Dr. Paul DeChant, MD, MBA is a professional consultant, executive coach, experienced physician executive, and expert on physician burnout who has the expertise you need to identify, treat, and prevent burnout in yourself and your organization. Dr. DeChant can help your organization reduce the risk of physician burnout through Lean Transformation, which he has helped several professional medical organizations implement with ongoing positive results. Dr. DeChant is also available to consult on a variety of matters related to running a medical organization like medical group leadership coaching, medical group mergers / acquisitions, physician engagement, and more.
Why I Do What I Do:
My 30 years’ experience as a practicing family physician and a physician executive leader in large healthcare systems led me to my passion for returning joy to patient care through Lean transformation.
I’ve felt the pain of frustrated patients, overworked providers, and stressed leaders. We have designed provider organizations with the perfect recipe for burnout. In fact, burnout has reached crisis proportions. The good news is that we have great potential to improve the care experience for patients, care givers, and administrators alike.
The key lies in the power of Lean management to transform the organization’s culture. Lean is about removing waste and defects from workflow processes. But most important is the way it accomplishes this, harnessing the power of continuous improvement and respect for people to empower those on the front lines to identify and fix problems in real time.
Trusting the people who do the work to fix the problems requires a different role for administration. Leaders must change themselves, from the heroes who rush in to resolve a crisis, to coaches and mentors who support their workers with the resources and mentoring needed to become great problem solvers.
I personally experienced this change as the CEO of Sutter Gould Medical Foundation, a 300-physician multispecialty medical group in California’s Central Valley. During my five years as its leader, partnering with great physician and non-physician leaders, and coached by Simpler Lean sensei, we transformed our management system and culture. The care experience improved for patients, staff, and providers. As a result, we were recognized by Consumer Reports as the highest rated medical group in California two years in a row.
In short, Lean works.
I was drawn to Family Medicine because of its focus on both treatment and prevention. I am drawn to Lean management because, done right, it has the power not only to treat caregiver burnout, but to prevent it by addressing its root causes.
If you share my passion for returning joy to patient care I hope that you will find value in this website. Feel free to reach out to me with your thoughts.
I grew up in Pittsburgh, Pennsylvania (through eight grade) and Portland, Oregon (high school through medical school – Oregon Health Sciences University). During my family medicine residency in Greeley, Colorado, I met my wife, Bonnie, who at the time was an OR nurse.
Following a year as an ER physician in a small town on Colorado’s Front Range, Bonnie and I moved to Fremont, California. There I joined the Palo Alto Medical Clinic and was one of the initial four physicians who started up PAMC’s first satellite office. In my nine years there, I became the medical director during a period of rapid growth, served as FM Department Chair at our local community hospital, started a clinic in the local homeless shelter, and was elected to the Board of Directors of the 160-physician Palo Alto Medical Clinic.
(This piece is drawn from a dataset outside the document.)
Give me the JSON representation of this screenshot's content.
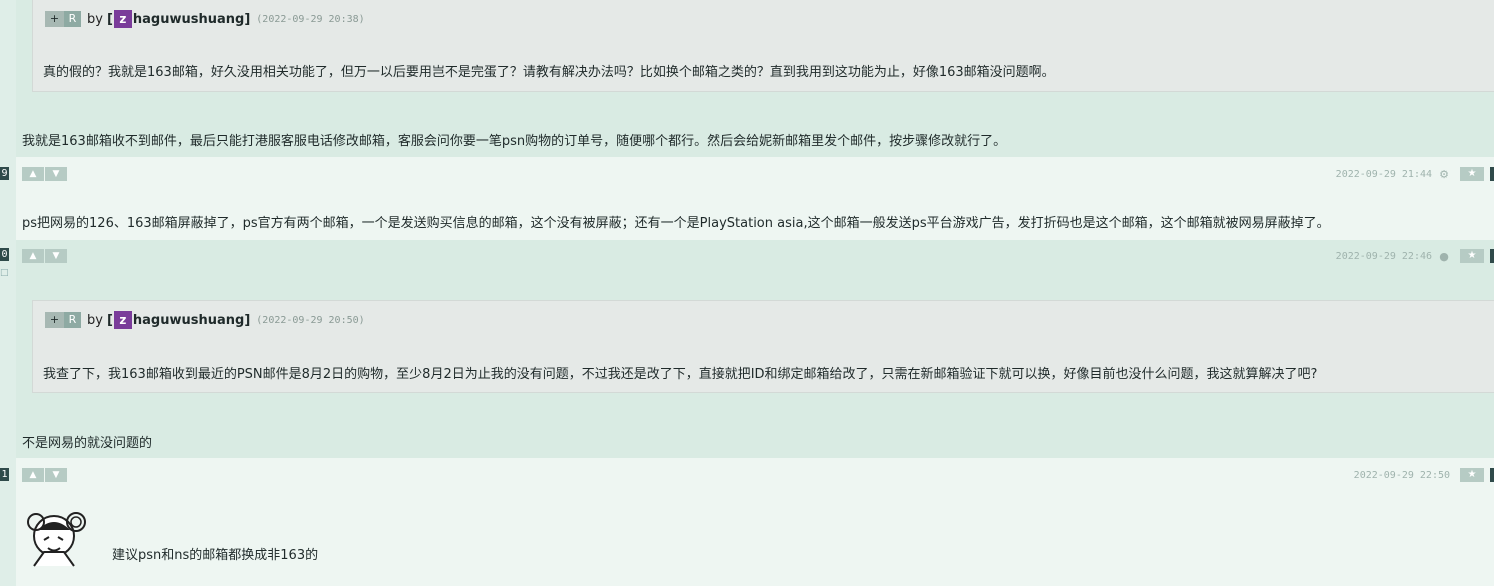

Attending an American College of Physician Executives management training course, I was offered the opportunity to return to Colorado and practice in the ski resort of Breckenridge. My wife and I moved our two young daughters to the mountains, where I became the second of a two-physician private practice, serving as a family doctor in a town of 5000 and as an ER doctor at the base of the ski hill.
During eight years in Breckenridge, I led the merger of five private practices into a 30-provider multispecialty group. Recognizing I had the opportunity to further develop as a physician executive, I also pursued an MBA at the University of Colorado, Denver.
After earning my MBA in Health Administration at the University of Colorado, I was offered the opportunity to join the Geisinger Health System in a physician executive leadership role. In my four years there, I turned around a struggling department of 20 physicians in Lewistown, PA, chaired the compensation committee for Geisinger’s 200-physician Community Practice Division, and initiated Geisinger’s Epic Optimization Committee.
The Palo Alto Medical Foundation then asked me to return to the San Francisco Bay Area to develop new clinical offices in the East Bay communities of Castro Valley and Dublin. In four years I designed new facilities, recruited physicians and a management team, and initiated a lean management system and culture. I also facilitated the merger of the three major medical groups under the PAMF umbrella into a single group of 800 physicians.
Following this work, I was chosen to serve as the CEO for the Sutter Gould Medical Foundation. Over my five years as a physician executive in that role, I led a transformation of Gould, through Lean management and using Simpler Healthcare as our guide. On this journey I was fortunate to have the support of great colleagues who embodied servant leadership, living by the principles of continuous improvement and respect for people.
Now I work as a senior advisor with Simpler Healthcare, providing executive coaching to other health care leaders pursuing Lean transformations in their organizations and providing thought leadership on clinical operations and innovation.